Sample-sensitive alternative donor/acceptor (DA) site comparison, the chi-squared version.
Usage
SSDAcompare_chisqr.pl [-minSplice <minSpliceReads>] [-minDB <minDBmatch>] <outputFilename> <chiSqrTh> <strandCGFF> <fineSplice_1> <geneRPKM_1> <name_1> [<fineSplice_i> <geneRPKM_i> <name_i>]+
This chi-squared version of SSDAcompare.pl supports the comparison of multiple libraries (can be more than two). The major difference between this script and SSDAcompare.pl is that this script gives chi-squared values (goodness-of-fit) but not P-values made by fisher exact tests.
Parameters
- -minSplice <minSpliceReads>: set to filter out those records of any splicing pattern with total splice-reads less than minSpliceReads
- -minDB <minDBmatch>: set to filter out those records with less than minDBmatch splicing patterns in database
- outputFilename: output file
- chiSqrTh: records with chi-squared values less than this threshold will not be reported
- strandCGFF: a canonical GFF file with strand information
- fineSplice_i: .fineSplice filename of i-th sample
- genePRKM_i: .geneRPKM filename of i-th sample
- name_i: name of i-th sample
Notes
With the output table, an Excel function like CHIDIST() would help getting corresponding P-values (degree of freedom = number of samples -1), which means alternative DA events with significant statistical interference.

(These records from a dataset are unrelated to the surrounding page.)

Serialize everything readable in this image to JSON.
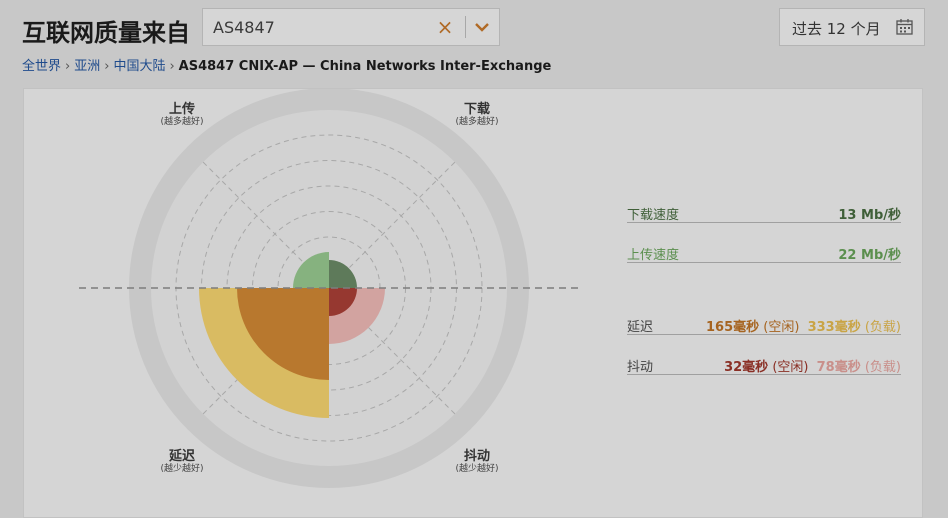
{
  "header": {
    "title": "互联网质量来自",
    "search": {
      "value": "AS4847",
      "clear_symbol": "×"
    },
    "date_range": {
      "label": "过去 12 个月"
    }
  },
  "breadcrumb": {
    "items": [
      "全世界",
      "亚洲",
      "中国大陆"
    ],
    "current": "AS4847 CNIX-AP — China Networks Inter-Exchange"
  },
  "radar": {
    "axes": {
      "upload": {
        "label": "上传",
        "hint": "(越多越好)"
      },
      "download": {
        "label": "下载",
        "hint": "(越多越好)"
      },
      "latency": {
        "label": "延迟",
        "hint": "(越少越好)"
      },
      "jitter": {
        "label": "抖动",
        "hint": "(越少越好)"
      }
    },
    "normalized": {
      "download": 0.14,
      "upload": 0.18,
      "latency_idle": 0.46,
      "latency_loaded": 0.65,
      "jitter_idle": 0.14,
      "jitter_loaded": 0.28
    },
    "colors": {
      "download": "#5e7a5a",
      "upload": "#86b27f",
      "latency_idle": "#b8782e",
      "latency_loaded": "#d9bb62",
      "jitter_idle": "#963830",
      "jitter_loaded": "#d2a3a0",
      "outer_disc": "#c7c7c7",
      "inner_disc": "#d2d2d2"
    }
  },
  "metrics": {
    "download": {
      "label": "下载速度",
      "value": "13 Mb/秒",
      "color": "#3f5f38"
    },
    "upload": {
      "label": "上传速度",
      "value": "22 Mb/秒",
      "color": "#5b8f4e"
    },
    "latency": {
      "label": "延迟",
      "idle_value": "165毫秒",
      "idle_tag": "(空闲)",
      "loaded_value": "333毫秒",
      "loaded_tag": "(负载)",
      "idle_color": "#a66420",
      "loaded_color": "#c9a446"
    },
    "jitter": {
      "label": "抖动",
      "idle_value": "32毫秒",
      "idle_tag": "(空闲)",
      "loaded_value": "78毫秒",
      "loaded_tag": "(负载)",
      "idle_color": "#8a2f25",
      "loaded_color": "#c98f8a"
    }
  }
}
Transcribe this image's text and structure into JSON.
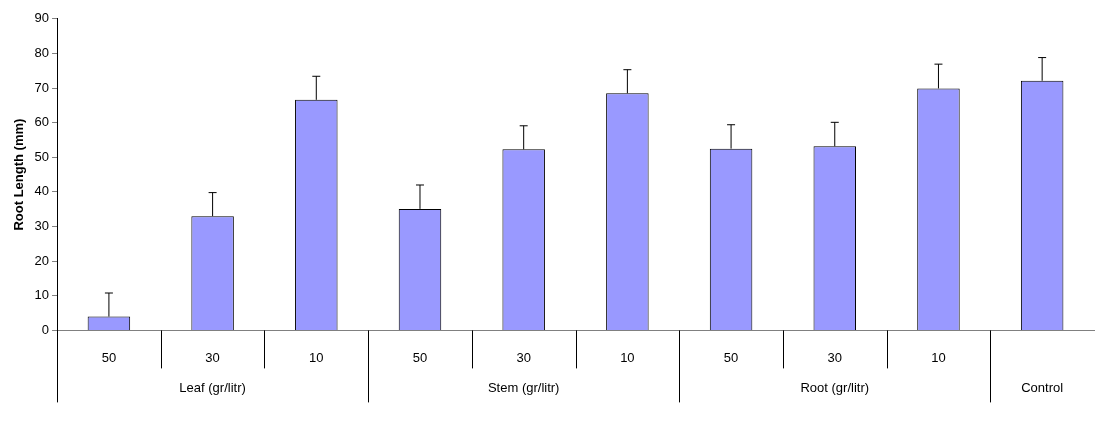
{
  "chart_data": {
    "type": "bar",
    "ylabel": "Root Length (mm)",
    "categories": [
      "50",
      "30",
      "10",
      "50",
      "30",
      "10",
      "50",
      "30",
      "10",
      null
    ],
    "values": [
      4,
      33,
      66.6,
      35.1,
      52.3,
      68.5,
      52.5,
      53.2,
      69.9,
      72.1
    ],
    "errors": [
      [
        4,
        10.8
      ],
      [
        33,
        39.8
      ],
      [
        66.6,
        73.4
      ],
      [
        35.1,
        42
      ],
      [
        52.3,
        59.1
      ],
      [
        68.5,
        75.3
      ],
      [
        52.5,
        59.4
      ],
      [
        53.2,
        60.1
      ],
      [
        69.9,
        76.9
      ],
      [
        72.1,
        78.8
      ]
    ],
    "color": "#9999ff",
    "annotations": [
      "Leaf (gr/litr)",
      "Stem (gr/litr)",
      "Root (gr/litr)",
      "Control"
    ],
    "ylim": [
      0,
      90
    ],
    "yticks": [
      0,
      10,
      20,
      30,
      40,
      50,
      60,
      70,
      80,
      90
    ],
    "grid": false,
    "legend": false
  }
}
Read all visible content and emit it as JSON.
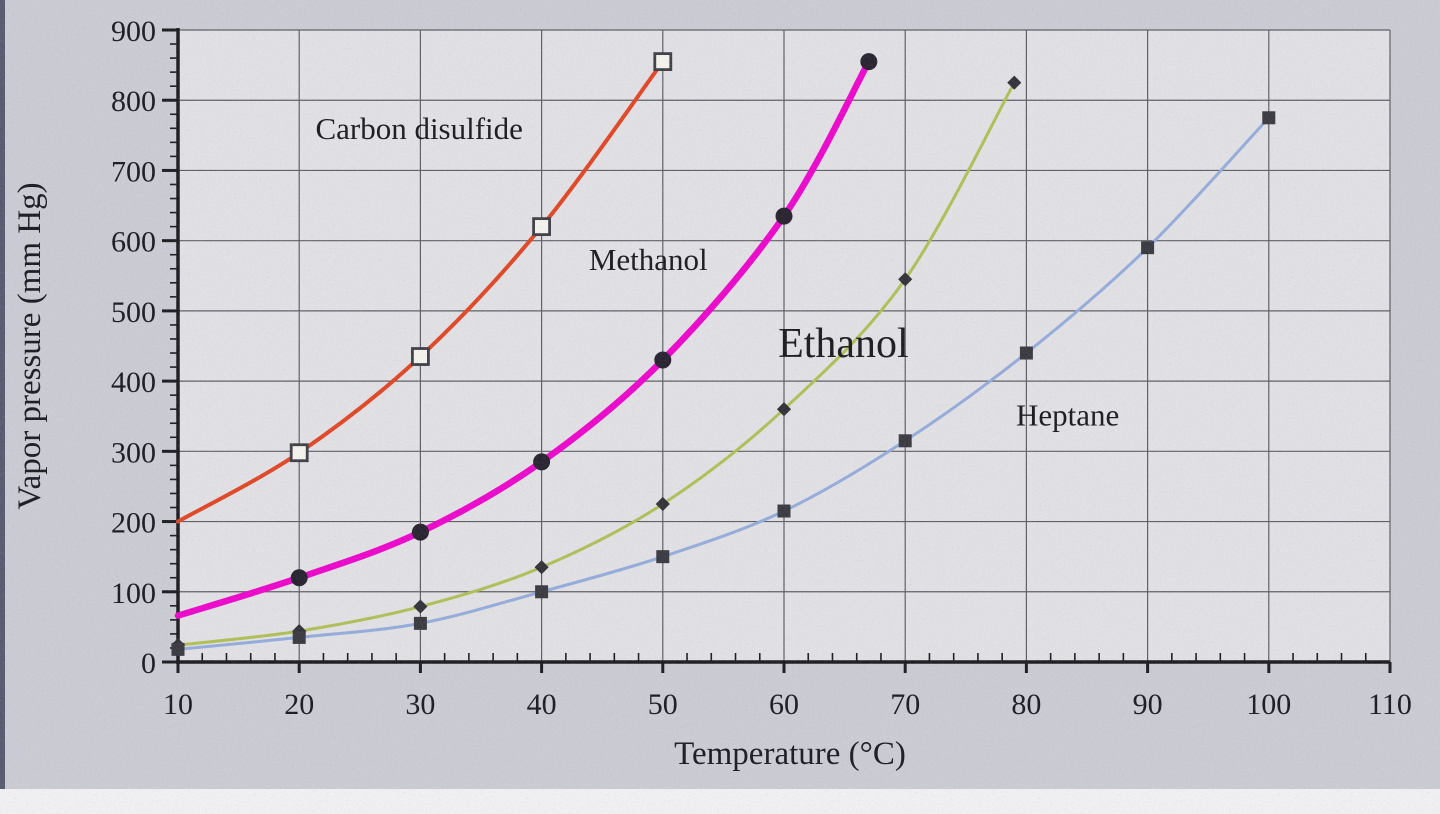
{
  "chart_data": {
    "type": "line",
    "title": "",
    "xlabel": "Temperature (°C)",
    "ylabel": "Vapor pressure (mm Hg)",
    "xlim": [
      10,
      110
    ],
    "ylim": [
      0,
      900
    ],
    "xticks": [
      10,
      20,
      30,
      40,
      50,
      60,
      70,
      80,
      90,
      100,
      110
    ],
    "yticks": [
      0,
      100,
      200,
      300,
      400,
      500,
      600,
      700,
      800,
      900
    ],
    "grid": true,
    "legend": "none",
    "grid_color": "#5a5a64",
    "axis_color": "#15151b",
    "plot_bg": "#e3e2e6",
    "page_bg": "#cbccd5",
    "series": [
      {
        "id": "carbon-disulfide",
        "name": "Carbon disulfide",
        "color": "#e2421f",
        "line_width": 4,
        "marker": "open-square",
        "marker_color": "#3a3a40",
        "marker_start": 1,
        "label_pos": {
          "x": 29.9,
          "y": 745
        },
        "label_size": 31,
        "points": [
          [
            10,
            200
          ],
          [
            20,
            298
          ],
          [
            30,
            435
          ],
          [
            40,
            620
          ],
          [
            50,
            855
          ]
        ]
      },
      {
        "id": "methanol",
        "name": "Methanol",
        "color": "#ee00cc",
        "line_width": 6.5,
        "marker": "filled-circle",
        "marker_color": "#221c2a",
        "marker_start": 1,
        "label_pos": {
          "x": 48.8,
          "y": 558
        },
        "label_size": 31,
        "points": [
          [
            10,
            66
          ],
          [
            20,
            120
          ],
          [
            30,
            185
          ],
          [
            40,
            285
          ],
          [
            50,
            430
          ],
          [
            60,
            635
          ],
          [
            67,
            855
          ]
        ]
      },
      {
        "id": "ethanol",
        "name": "Ethanol",
        "color": "#b0bf52",
        "line_width": 3,
        "marker": "filled-diamond",
        "marker_color": "#2c2c34",
        "marker_start": 0,
        "label_pos": {
          "x": 64.9,
          "y": 434
        },
        "label_size": 42,
        "points": [
          [
            10,
            24
          ],
          [
            20,
            44
          ],
          [
            30,
            79
          ],
          [
            40,
            135
          ],
          [
            50,
            225
          ],
          [
            60,
            360
          ],
          [
            70,
            545
          ],
          [
            79,
            825
          ]
        ]
      },
      {
        "id": "heptane",
        "name": "Heptane",
        "color": "#93abdc",
        "line_width": 3,
        "marker": "filled-square",
        "marker_color": "#34343c",
        "marker_start": 0,
        "label_pos": {
          "x": 83.4,
          "y": 337
        },
        "label_size": 31,
        "points": [
          [
            10,
            18
          ],
          [
            20,
            35
          ],
          [
            30,
            55
          ],
          [
            40,
            100
          ],
          [
            50,
            150
          ],
          [
            60,
            215
          ],
          [
            70,
            315
          ],
          [
            80,
            440
          ],
          [
            90,
            590
          ],
          [
            100,
            775
          ]
        ]
      }
    ]
  }
}
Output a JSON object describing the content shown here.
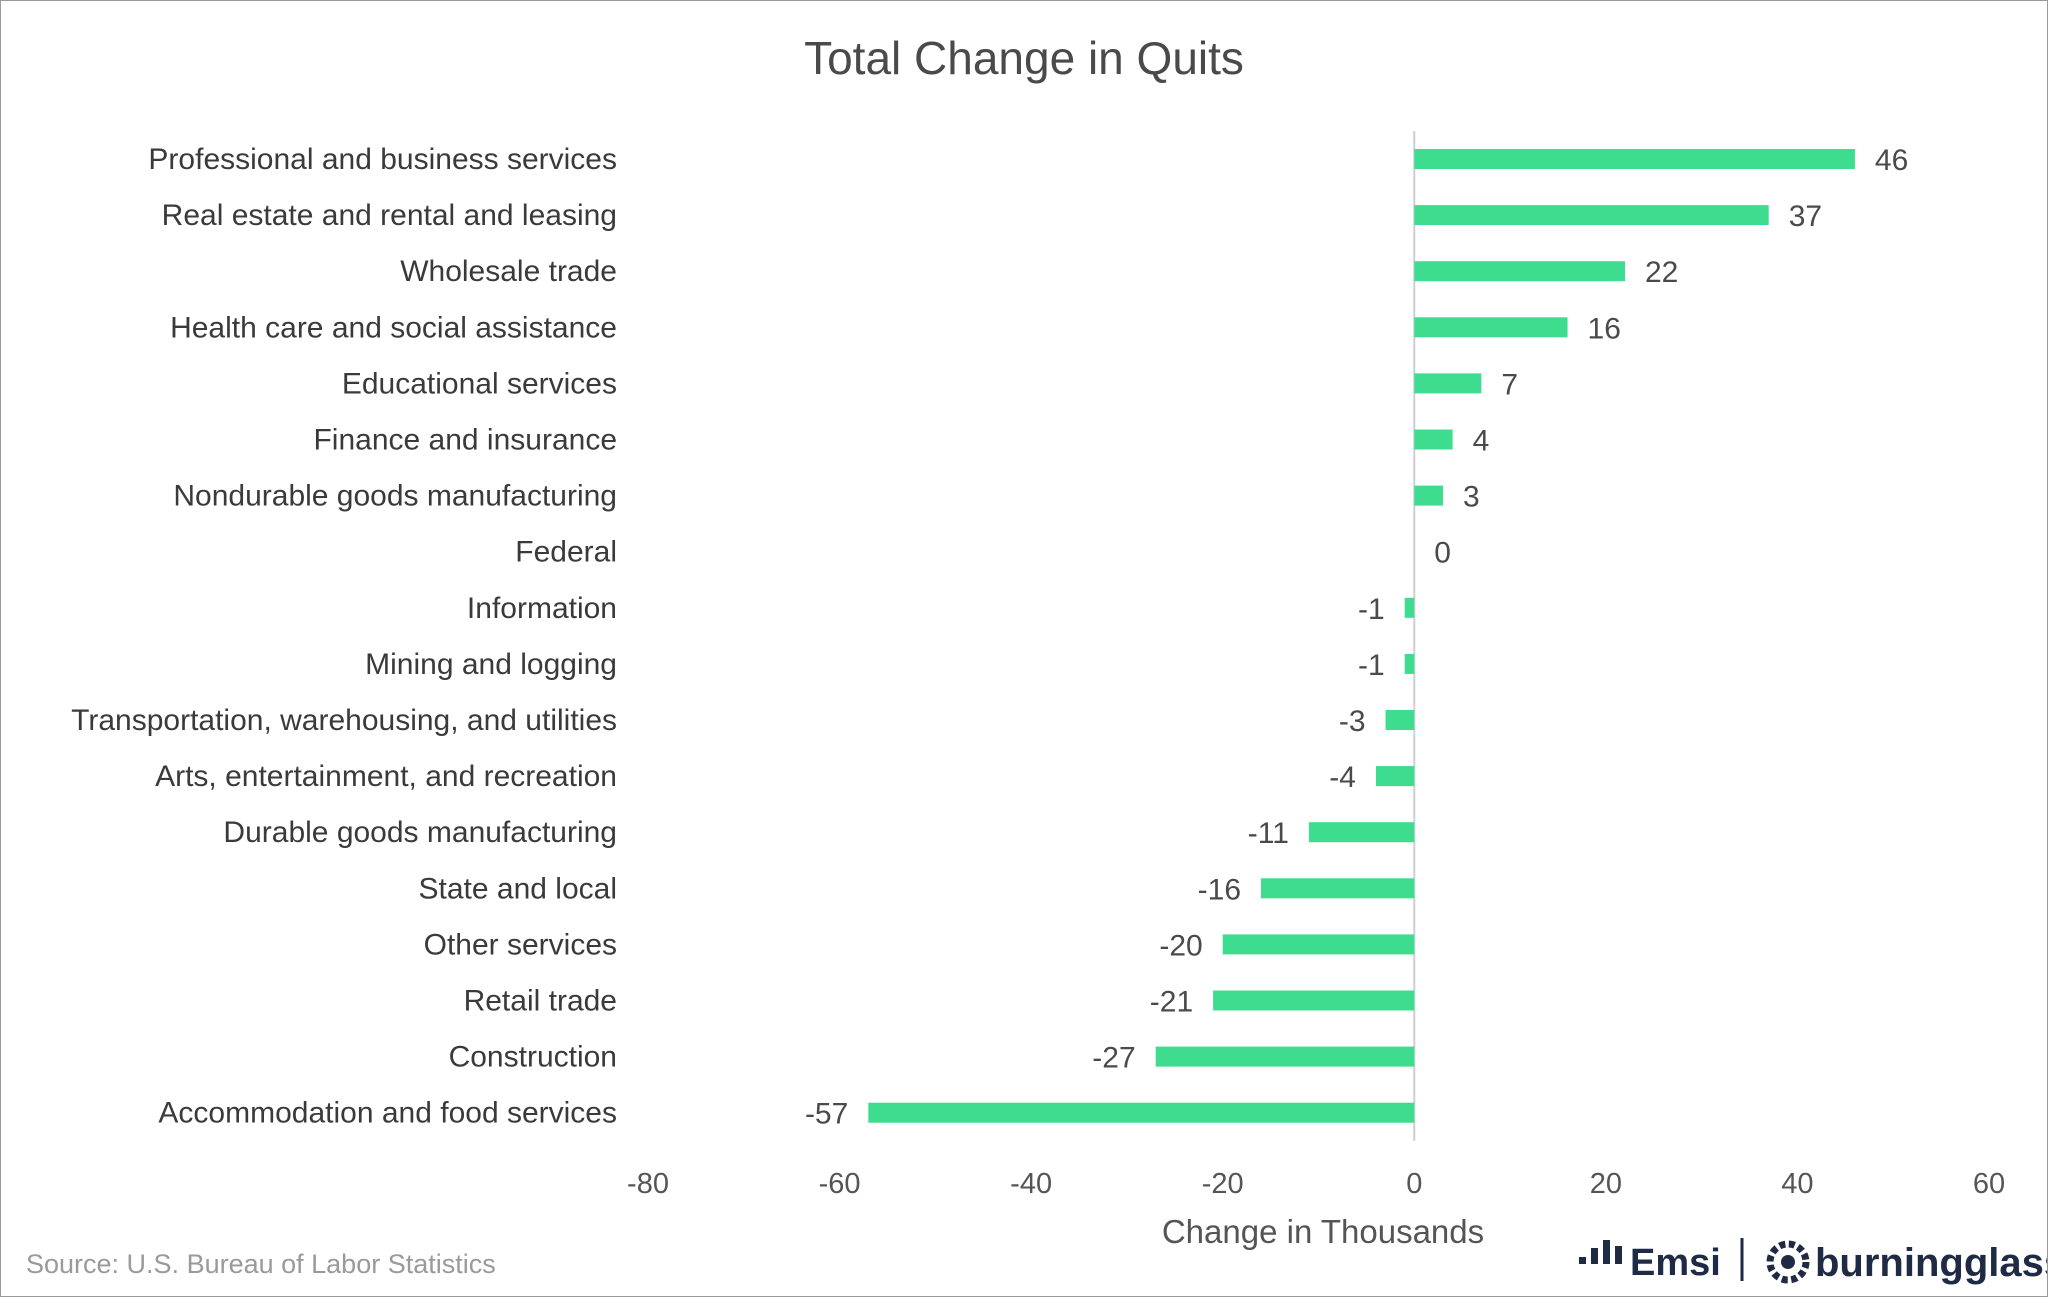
{
  "chart_data": {
    "type": "bar",
    "orientation": "horizontal",
    "title": "Total Change in Quits",
    "xlabel": "Change in Thousands",
    "ylabel": "",
    "xlim": [
      -80,
      60
    ],
    "x_ticks": [
      -80,
      -60,
      -40,
      -20,
      0,
      20,
      40,
      60
    ],
    "grid": false,
    "bar_color": "#3ddc8f",
    "categories": [
      "Professional and business services",
      "Real estate and rental and leasing",
      "Wholesale trade",
      "Health care and social assistance",
      "Educational services",
      "Finance and insurance",
      "Nondurable goods manufacturing",
      "Federal",
      "Information",
      "Mining and logging",
      "Transportation, warehousing, and utilities",
      "Arts, entertainment, and recreation",
      "Durable goods manufacturing",
      "State and local",
      "Other services",
      "Retail trade",
      "Construction",
      "Accommodation and food services"
    ],
    "values": [
      46,
      37,
      22,
      16,
      7,
      4,
      3,
      0,
      -1,
      -1,
      -3,
      -4,
      -11,
      -16,
      -20,
      -21,
      -27,
      -57
    ]
  },
  "source_text": "Source:  U.S. Bureau of Labor Statistics",
  "logos": {
    "emsi": "Emsi",
    "burningglass": "burningglass"
  },
  "colors": {
    "axis": "#cfcfcf",
    "logo": "#1f2a44"
  }
}
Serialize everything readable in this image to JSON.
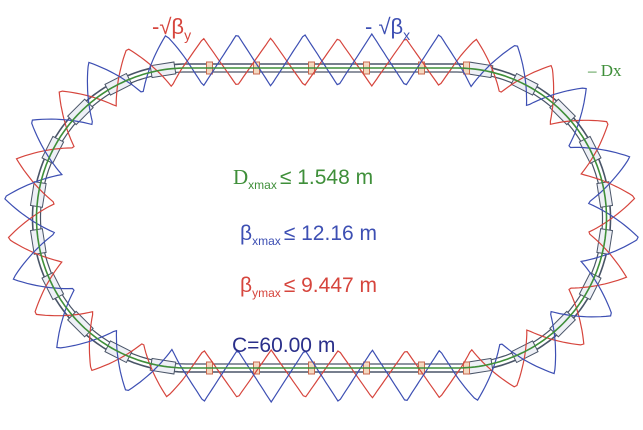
{
  "labels": {
    "beta_y_curve": {
      "prefix": "-√β",
      "sub": "y"
    },
    "beta_x_curve": {
      "prefix": "- √β",
      "sub": "x"
    },
    "dispersion_curve": "– Dx"
  },
  "stats": {
    "dxmax": {
      "sym": "D",
      "sub": "xmax",
      "rest": "≤ 1.548 m"
    },
    "betaxmax": {
      "sym": "β",
      "sub": "xmax",
      "rest": "≤ 12.16 m"
    },
    "betaymax": {
      "sym": "β",
      "sub": "ymax",
      "rest": "≤ 9.447 m"
    },
    "circumference": "C=60.00 m"
  },
  "colors": {
    "red": "#d6453d",
    "blue": "#3d4fb3",
    "green": "#3f8f3a",
    "navy": "#2a2f8a",
    "magnet_fill": "#f4d8c0",
    "magnet_stroke": "#c86a4f",
    "lattice": "#4a5568"
  }
}
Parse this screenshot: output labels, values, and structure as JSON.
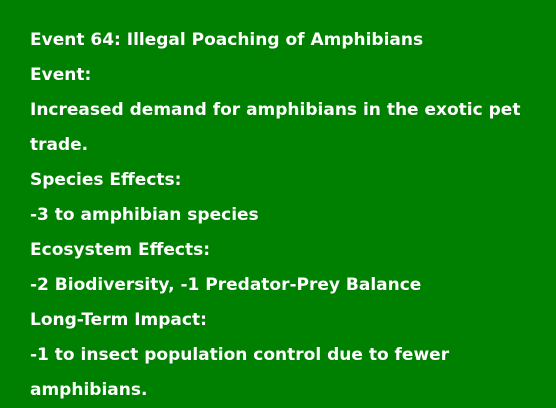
{
  "card": {
    "background": "#008000",
    "text_color": "#ffffff",
    "title": "Event 64: Illegal Poaching of Amphibians",
    "event_label": "Event:",
    "event_text": "Increased demand for amphibians in the exotic pet trade.",
    "species_label": "Species Effects:",
    "species_text": "-3 to amphibian species",
    "ecosystem_label": "Ecosystem Effects:",
    "ecosystem_text": "-2 Biodiversity, -1 Predator-Prey Balance",
    "longterm_label": "Long-Term Impact:",
    "longterm_text": "-1 to insect population control due to fewer amphibians."
  }
}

Given two .geneCoverage files, this script computes the maximum difference between the first(last) base-pair of getting transcription evidence for each gene.
Usage
CoveredRegionDiff.pl <outputFilename> <strandCGFF> <prefix1> <prefix2>
The output file contains the following columns:
- gene ID
- gene start position (5' of the genome)
- strand of the gene
- number of reads in the first sample
- number of reads in the second sample
- the first base-pair of getting transcription evidence (5' of the genome) in the first sample
- the last base-pair of getting transcription evidence (3' of the genome) in the first sample
- the first base-pair of getting transcription evidence (5' of the genome) in the second sample
- the last base-pair of getting transcription evidence (3' of the genome) in the second sample
- the maximum difference between the first(last) base-pair of getting transcription evidence
- the ratio between the maximum difference and the transcription length
Parameters
- outputFilename: output filename
- strandCGFF: a canonical GFF file with strand information
- prefix1: prefix of the first .geneCoverage file
- prefix2: prefix of the second .geneCoverage file
Help doing visualization tasks automatically.
Usage
We strongly suggest to make one individual copy of this script to the working directory (even rename it), and make necessary changes according to comments inside the script. That means, this script need to be edited to work well. It automatically calls rnaseq.RegionTracer (or rnaseq.GeneTracer) and graphics.ReadViz for making plots.